Come nightfall he left my apartment around midnight, and just as I lay my sleepy little head down on the softest fluffiest pillow ever....

a strange buzzing sound whizzes past my face...

... apparently he missed one.

So whats a girl to do? .. err, excuse me.. whats a girl whos always been afraid of insects to do?

... well, she's to muster all thats in her, grab a can of hairspray (because God forbid she enter the carcass filled kitchen for the raid) and spray, spray spray...

.... little did i know that hairspray merely left them paralyzed for a short amount of time. I managed to mash him into the carpet after he was left immobile.

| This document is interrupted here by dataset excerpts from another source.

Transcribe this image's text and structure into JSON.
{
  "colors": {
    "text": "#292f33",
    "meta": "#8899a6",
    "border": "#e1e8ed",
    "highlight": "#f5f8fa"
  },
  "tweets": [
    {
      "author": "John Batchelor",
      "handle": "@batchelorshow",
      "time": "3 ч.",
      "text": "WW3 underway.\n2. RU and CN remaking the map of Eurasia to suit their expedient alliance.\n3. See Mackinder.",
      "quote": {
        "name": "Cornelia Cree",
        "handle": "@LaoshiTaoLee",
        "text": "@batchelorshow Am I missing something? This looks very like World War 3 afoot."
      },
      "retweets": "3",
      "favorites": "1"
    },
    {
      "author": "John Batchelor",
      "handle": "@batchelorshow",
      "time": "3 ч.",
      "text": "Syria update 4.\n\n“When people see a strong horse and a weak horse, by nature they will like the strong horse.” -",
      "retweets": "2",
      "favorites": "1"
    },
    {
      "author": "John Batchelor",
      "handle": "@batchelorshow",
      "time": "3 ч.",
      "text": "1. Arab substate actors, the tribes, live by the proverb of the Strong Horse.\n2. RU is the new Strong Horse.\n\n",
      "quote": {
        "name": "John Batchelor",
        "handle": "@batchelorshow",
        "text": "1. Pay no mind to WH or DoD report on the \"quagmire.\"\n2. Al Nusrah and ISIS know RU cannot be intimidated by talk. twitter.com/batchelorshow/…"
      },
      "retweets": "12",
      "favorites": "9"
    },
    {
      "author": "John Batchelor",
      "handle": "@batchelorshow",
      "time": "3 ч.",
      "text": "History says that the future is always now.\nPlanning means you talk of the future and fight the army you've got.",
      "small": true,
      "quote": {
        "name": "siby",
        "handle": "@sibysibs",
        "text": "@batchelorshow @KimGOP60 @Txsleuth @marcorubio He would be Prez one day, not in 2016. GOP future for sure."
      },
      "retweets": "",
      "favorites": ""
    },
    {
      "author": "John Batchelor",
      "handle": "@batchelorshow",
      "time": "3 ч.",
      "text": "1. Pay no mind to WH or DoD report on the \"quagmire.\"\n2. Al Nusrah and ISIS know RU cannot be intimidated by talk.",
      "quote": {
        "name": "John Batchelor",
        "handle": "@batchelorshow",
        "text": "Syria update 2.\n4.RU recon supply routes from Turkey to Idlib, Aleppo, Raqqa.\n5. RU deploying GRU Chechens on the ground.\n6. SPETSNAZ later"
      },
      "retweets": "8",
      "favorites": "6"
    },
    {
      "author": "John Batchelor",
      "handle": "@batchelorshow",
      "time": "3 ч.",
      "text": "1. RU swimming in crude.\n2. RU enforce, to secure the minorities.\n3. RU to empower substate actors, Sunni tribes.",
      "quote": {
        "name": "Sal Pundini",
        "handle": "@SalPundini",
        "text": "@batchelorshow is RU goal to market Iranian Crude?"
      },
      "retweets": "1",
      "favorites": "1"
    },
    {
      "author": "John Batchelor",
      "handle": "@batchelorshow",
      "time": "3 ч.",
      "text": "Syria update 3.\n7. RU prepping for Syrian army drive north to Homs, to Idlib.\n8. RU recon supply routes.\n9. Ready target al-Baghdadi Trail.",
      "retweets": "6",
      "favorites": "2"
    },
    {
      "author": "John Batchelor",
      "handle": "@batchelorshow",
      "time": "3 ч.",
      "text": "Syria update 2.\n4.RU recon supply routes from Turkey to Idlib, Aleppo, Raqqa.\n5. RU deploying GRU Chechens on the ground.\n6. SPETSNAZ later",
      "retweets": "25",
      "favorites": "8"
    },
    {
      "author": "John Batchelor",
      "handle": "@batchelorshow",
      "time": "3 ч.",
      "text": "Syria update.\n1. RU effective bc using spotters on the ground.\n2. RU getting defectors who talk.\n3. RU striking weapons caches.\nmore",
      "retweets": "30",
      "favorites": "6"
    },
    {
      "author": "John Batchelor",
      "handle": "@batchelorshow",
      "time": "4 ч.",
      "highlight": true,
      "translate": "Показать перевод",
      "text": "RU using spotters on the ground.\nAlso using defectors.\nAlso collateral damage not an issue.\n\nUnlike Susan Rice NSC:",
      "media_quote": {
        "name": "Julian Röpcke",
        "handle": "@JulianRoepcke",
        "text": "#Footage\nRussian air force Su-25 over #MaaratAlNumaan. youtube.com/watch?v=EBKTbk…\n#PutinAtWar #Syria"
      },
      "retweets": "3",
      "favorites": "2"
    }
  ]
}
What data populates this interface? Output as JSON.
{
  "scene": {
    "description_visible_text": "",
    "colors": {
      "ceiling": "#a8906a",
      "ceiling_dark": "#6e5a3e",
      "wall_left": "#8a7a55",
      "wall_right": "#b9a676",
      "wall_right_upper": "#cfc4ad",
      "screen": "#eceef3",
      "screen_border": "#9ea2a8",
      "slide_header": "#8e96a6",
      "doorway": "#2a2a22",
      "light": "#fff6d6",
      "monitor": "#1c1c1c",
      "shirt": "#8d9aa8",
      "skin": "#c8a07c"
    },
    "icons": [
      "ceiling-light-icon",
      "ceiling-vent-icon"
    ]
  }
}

Suddenly I was on top of the world, and I went back to laying my gorgeous locks on the pillow of fluff...

*buzzzzzzzz buzzzzzzzz buzzzzzzz*

... yep.

another little shit.... and the process repeats itself, not once, not twice... not even thrice....

... 4 more... 4 more buggers remained and hid well until my boyfriend left the premises. Its a wonder I didn't run out of hairspray...

eventually it came to the point of 25 fatalities in my kitchen, and 5 in my living room.

The little bastards.



Morning comes as the sun beats down on my cherub state of sleep... I awake to silence and suddenly glance towards the bathroom....

... yes, the one room i've managed to dodge simply because I knew the possibility of more buggers.

The space is tiny, and I manage to peek in. The only thing I cant see is the window and the tub as the shower curtain is hiding both. I make it a point not to move the curtain as I hear faint buzzing... and I know they're waiting....

... I pack a few things and head to my mothers.


Another 2 days pass at mothers before I managed to get the Boyfriend back to my apartment to sweep the killing field that is my kitchen....

I nonchalantly and ever so slyly suggest he check the restroom... just in case some managed to slip away.

Sure enough, the shower curtain is pulled and two bodies are recovered in the tub... (death of natural causes I presume)

.. seconds later, he raises the blinds on the window and a massive 8-10 flies cling for dear life.

... and again, out comes the raid.

The boyfriend comes out triumphant and my apartment is finally fly-free.

We haven't determined how such a number crept into the place but rest assured I had him seal ever nook and cranny in the windows before I even let him spend quality time with me...

... because after all... thats love.

Now if you will all excuse me, I must make yet another appointment with the Boyfriend as its days later and I've managed to find a few more fatalities on my kitchen floor.